Furthermore, in proximity of thermal springs it was custom to build
small sanctuaries frequented by the pilgrims that used to left the ex-vote
hoping to get a recovery. In the Hellenistic Etruria, particularly, near some
thermo-mineral springs are known several sanctuaries, revealed thanks by the
presence of numerous anatomical ex-vote just connected to the medicinal
properties of the waters.
Among
so many examples of offers coming from the territory of Saturnia through
occasional recoveries,it must be remembered a head of child realized in clay,
and a terracotta foot with engraved footwear, held the first at the Museum of
Archaeology and Art of the Maremma in Grosseto, and the latter exhibited at the
Prehistory and Protohistory Museum of the Fiora in Manciano.


Child
head, Half of III cent. B.C, the Civic Museums of Pitigliano

Votive
hand. Hellenistic age, II-I cent. B.C. Saturnia Antiquarium


Votive
foot, II-I cent. B.C. Saturnia Antiquarium

Votive
offering Hellenistic age, The Fiora Valley Prehistory and Protohistory Museum
THERMAL
BATHS AND VOTIVE OFFERINGS OF THE ROME WORLD
Already
in a pre-Roman context, construction devoted to the care of the body through
the practice of the ablutions are attested. In fact, the excavations at Delos
and Olympia as well as the observations on some buildings destined to the
exclusive use of thermal establishments, gave explanations for the knowledge of
the Greek thermal baths of an epoch anterior to the Roman conquest, revealing
the stages of its development since the beginnings, in the first half of the 5th cent. B.C.,
to the First century.
With
the terms "Thermae" (from the Greek words termai or termòs,
warm, ardent), balnea and balneae the Romans used to name
different places as bathes, changing rooms, gyms and other places of reunion
inside a single complex that spread especially during the Imperial age. Such
establishments were not only built in proximity of natural springs of warm
waters but, thanks to specific technologies of water heating, also in cities
where, often, were realized separate rooms for men and women (with related
separate entrances).
The
use of such environments was daily and did not depend on social class. Both the
thermal baths for men and women were composed of a changing room (apodyterium),
of a moderately heated room (tepidarium) and of a highly heated room (calidarium),
endowed with a bath for warm baths and a fountain for quick ablutions with
half-heated water.
In
imperial age the Roman thermal architecture is also well documented also in the
eastern areas of the Empire borders. Among the most
remarkable archaeological complexes mention must be done to the thermal baths
of Germisara in Romania and those of Kyustendil in Bulgaria, active among the 2nd and the 3rd century.
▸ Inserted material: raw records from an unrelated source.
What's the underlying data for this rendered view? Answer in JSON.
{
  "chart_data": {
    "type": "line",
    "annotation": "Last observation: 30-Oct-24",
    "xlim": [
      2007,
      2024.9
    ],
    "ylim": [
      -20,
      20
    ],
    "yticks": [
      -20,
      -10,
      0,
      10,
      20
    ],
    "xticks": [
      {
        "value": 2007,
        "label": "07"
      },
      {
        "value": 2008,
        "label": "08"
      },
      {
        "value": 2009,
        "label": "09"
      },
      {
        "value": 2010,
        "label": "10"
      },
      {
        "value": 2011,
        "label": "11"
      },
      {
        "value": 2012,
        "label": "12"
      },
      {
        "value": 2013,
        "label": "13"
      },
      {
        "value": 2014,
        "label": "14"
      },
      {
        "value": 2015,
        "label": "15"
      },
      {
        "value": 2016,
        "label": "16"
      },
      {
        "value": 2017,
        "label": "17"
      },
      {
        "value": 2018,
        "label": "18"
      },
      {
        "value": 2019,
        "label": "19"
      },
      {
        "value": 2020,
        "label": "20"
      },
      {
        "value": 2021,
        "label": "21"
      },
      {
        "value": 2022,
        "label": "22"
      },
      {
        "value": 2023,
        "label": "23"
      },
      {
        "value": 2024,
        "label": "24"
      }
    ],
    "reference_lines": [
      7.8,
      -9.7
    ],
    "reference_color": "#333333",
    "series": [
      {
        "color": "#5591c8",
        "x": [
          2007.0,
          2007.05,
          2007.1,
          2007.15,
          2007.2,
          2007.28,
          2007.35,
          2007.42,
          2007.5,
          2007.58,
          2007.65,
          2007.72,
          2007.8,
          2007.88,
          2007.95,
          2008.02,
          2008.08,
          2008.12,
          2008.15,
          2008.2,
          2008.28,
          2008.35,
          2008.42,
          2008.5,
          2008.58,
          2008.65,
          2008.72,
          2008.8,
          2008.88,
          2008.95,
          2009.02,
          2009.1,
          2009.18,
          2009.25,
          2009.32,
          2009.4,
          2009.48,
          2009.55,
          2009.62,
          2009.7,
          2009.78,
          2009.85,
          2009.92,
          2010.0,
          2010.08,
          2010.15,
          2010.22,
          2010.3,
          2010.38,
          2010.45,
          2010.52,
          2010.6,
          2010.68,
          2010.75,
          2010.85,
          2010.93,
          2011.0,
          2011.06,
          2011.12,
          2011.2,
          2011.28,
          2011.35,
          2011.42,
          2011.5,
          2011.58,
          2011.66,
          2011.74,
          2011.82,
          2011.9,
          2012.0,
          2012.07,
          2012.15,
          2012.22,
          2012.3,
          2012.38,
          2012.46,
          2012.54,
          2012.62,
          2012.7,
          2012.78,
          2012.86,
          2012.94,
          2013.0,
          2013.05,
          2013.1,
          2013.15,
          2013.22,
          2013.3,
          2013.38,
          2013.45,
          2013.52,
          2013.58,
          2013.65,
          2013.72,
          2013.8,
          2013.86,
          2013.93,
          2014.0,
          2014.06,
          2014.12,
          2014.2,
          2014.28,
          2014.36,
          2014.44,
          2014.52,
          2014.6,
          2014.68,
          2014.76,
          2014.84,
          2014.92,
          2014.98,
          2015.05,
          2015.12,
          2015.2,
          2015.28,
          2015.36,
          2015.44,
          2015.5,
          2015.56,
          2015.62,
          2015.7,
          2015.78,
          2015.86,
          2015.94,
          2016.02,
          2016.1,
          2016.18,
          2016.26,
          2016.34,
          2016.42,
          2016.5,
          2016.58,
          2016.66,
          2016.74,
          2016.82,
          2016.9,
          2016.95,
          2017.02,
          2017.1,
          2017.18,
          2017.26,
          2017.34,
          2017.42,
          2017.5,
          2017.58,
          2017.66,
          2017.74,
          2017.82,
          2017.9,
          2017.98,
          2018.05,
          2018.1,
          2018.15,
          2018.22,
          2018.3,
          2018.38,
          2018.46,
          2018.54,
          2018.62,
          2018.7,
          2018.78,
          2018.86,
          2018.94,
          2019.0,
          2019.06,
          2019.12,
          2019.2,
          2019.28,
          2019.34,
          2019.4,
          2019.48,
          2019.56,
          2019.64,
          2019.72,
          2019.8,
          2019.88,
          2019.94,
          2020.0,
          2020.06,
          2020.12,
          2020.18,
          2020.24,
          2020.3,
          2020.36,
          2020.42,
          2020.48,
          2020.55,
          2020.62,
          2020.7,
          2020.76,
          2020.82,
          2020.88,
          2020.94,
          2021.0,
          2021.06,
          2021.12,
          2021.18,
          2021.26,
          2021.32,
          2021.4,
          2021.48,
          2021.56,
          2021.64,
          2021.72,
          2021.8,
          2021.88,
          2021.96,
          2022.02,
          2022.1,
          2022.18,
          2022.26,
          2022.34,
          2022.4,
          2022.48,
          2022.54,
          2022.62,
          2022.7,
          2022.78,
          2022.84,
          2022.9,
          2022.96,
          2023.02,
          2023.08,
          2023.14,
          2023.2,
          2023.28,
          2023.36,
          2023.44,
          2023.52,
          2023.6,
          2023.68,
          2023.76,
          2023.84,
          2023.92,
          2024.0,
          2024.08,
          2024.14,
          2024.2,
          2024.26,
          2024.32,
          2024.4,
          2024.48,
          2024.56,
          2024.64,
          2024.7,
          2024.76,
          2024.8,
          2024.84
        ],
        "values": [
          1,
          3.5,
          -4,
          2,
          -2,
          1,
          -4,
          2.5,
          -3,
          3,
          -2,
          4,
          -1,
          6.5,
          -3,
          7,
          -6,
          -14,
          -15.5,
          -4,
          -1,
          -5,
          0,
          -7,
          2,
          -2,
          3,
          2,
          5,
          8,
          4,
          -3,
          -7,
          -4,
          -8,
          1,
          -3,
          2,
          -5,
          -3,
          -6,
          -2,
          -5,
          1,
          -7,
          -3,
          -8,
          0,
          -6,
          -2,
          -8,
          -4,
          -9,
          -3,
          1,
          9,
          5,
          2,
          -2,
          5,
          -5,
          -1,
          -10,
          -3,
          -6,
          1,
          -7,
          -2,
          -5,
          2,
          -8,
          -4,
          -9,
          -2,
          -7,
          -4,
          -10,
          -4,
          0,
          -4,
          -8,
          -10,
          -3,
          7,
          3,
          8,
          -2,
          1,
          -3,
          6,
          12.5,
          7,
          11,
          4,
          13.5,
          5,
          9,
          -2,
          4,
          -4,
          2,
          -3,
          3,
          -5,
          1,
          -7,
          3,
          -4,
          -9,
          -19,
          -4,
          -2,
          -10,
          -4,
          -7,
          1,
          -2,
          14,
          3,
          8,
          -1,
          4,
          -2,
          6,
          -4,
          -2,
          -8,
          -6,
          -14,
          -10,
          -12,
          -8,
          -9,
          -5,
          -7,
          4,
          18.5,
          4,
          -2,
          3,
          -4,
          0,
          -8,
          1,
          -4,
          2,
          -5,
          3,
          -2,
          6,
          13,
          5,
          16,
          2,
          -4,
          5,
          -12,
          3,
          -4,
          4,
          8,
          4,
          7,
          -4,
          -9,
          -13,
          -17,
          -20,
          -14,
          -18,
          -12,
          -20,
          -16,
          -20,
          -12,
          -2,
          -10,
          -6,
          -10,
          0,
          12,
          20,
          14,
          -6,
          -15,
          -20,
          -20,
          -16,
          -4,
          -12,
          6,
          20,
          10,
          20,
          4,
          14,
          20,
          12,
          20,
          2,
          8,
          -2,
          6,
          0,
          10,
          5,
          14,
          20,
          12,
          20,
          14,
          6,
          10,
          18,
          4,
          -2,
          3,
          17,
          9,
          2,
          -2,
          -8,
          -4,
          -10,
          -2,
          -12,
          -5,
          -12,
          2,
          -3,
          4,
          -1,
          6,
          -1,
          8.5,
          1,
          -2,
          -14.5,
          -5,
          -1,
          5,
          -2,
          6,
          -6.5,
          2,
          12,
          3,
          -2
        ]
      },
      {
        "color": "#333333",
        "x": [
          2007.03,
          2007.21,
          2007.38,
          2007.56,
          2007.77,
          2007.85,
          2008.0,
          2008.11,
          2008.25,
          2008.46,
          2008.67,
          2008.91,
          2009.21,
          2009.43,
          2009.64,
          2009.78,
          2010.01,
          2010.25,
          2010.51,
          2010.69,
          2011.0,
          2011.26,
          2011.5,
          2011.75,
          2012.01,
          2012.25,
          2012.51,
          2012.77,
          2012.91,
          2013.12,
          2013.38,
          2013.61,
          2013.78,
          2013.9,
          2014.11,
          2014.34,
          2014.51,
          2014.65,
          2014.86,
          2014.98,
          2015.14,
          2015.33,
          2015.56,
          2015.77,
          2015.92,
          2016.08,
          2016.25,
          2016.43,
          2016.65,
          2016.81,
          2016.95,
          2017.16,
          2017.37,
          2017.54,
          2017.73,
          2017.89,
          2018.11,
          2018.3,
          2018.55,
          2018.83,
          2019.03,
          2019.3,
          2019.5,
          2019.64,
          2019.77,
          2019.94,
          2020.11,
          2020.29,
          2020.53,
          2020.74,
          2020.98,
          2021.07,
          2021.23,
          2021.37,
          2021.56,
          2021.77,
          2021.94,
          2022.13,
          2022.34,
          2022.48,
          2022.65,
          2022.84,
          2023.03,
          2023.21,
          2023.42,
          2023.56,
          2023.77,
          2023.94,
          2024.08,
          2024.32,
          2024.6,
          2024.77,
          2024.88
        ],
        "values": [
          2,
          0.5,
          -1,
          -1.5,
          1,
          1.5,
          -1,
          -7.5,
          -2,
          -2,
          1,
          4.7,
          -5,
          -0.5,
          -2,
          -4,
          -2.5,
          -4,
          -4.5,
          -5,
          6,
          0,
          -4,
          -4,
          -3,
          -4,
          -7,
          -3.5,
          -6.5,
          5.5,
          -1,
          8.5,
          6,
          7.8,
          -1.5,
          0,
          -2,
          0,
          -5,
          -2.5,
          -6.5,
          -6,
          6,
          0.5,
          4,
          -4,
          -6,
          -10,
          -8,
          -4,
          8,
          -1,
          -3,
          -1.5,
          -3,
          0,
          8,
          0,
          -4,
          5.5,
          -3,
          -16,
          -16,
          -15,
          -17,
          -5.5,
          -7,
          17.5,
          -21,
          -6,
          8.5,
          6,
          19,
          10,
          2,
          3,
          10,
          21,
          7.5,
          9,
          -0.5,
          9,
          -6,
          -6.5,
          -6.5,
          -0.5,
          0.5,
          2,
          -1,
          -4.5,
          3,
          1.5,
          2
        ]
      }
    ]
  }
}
To the first complex are referred some
precious engraved golden plaquettes, probably votive, recovered during the
archaeological excavations, which would suggest the presence of a votive
sanctuary near the thermal structure. With
the decline of the Roman Empire, the damages brought to the imposing hydraulic
works by the invasions of the Germanic populations and to the Christian culture
with its demonization of nudity and promiscuity, marked the gradual
disappearance of the use of the baths and its hygienic-healthy functions, and
the banishing of the ancient social and hedonistic value of the ablution.
Nevertheless,
the aspects connected to hydrology as therapeutic practice, continue to be
investigated. The mechanisms of the action of the various waters are
investigated to a large extent on beliefs and popular observations and to water
are attributed different curative aspects: the sulphuric waters are recommended
for the illnesses of the skin, those salsobromoiodic for the female sterility
etc. It becomes larger, furthermore, the field of the methodics with the
introduction of the therapies based on the inhalation and the applications of
the muds.The Renaissance period marked above all a further ascent of the fame
and the hydro- cares thanks to the discovery of the press that favored the
diffusion of the works on the matter.
The
use of thermal waters is today so much broadly known that the necessity to
safeguard the points of breakthrough of the water spring and the
naturalistic-archaeological landscapes in which they are inserted together with
the wish to assure its public enjoyment, have generated in the last years the
creation of different naturalistic paths.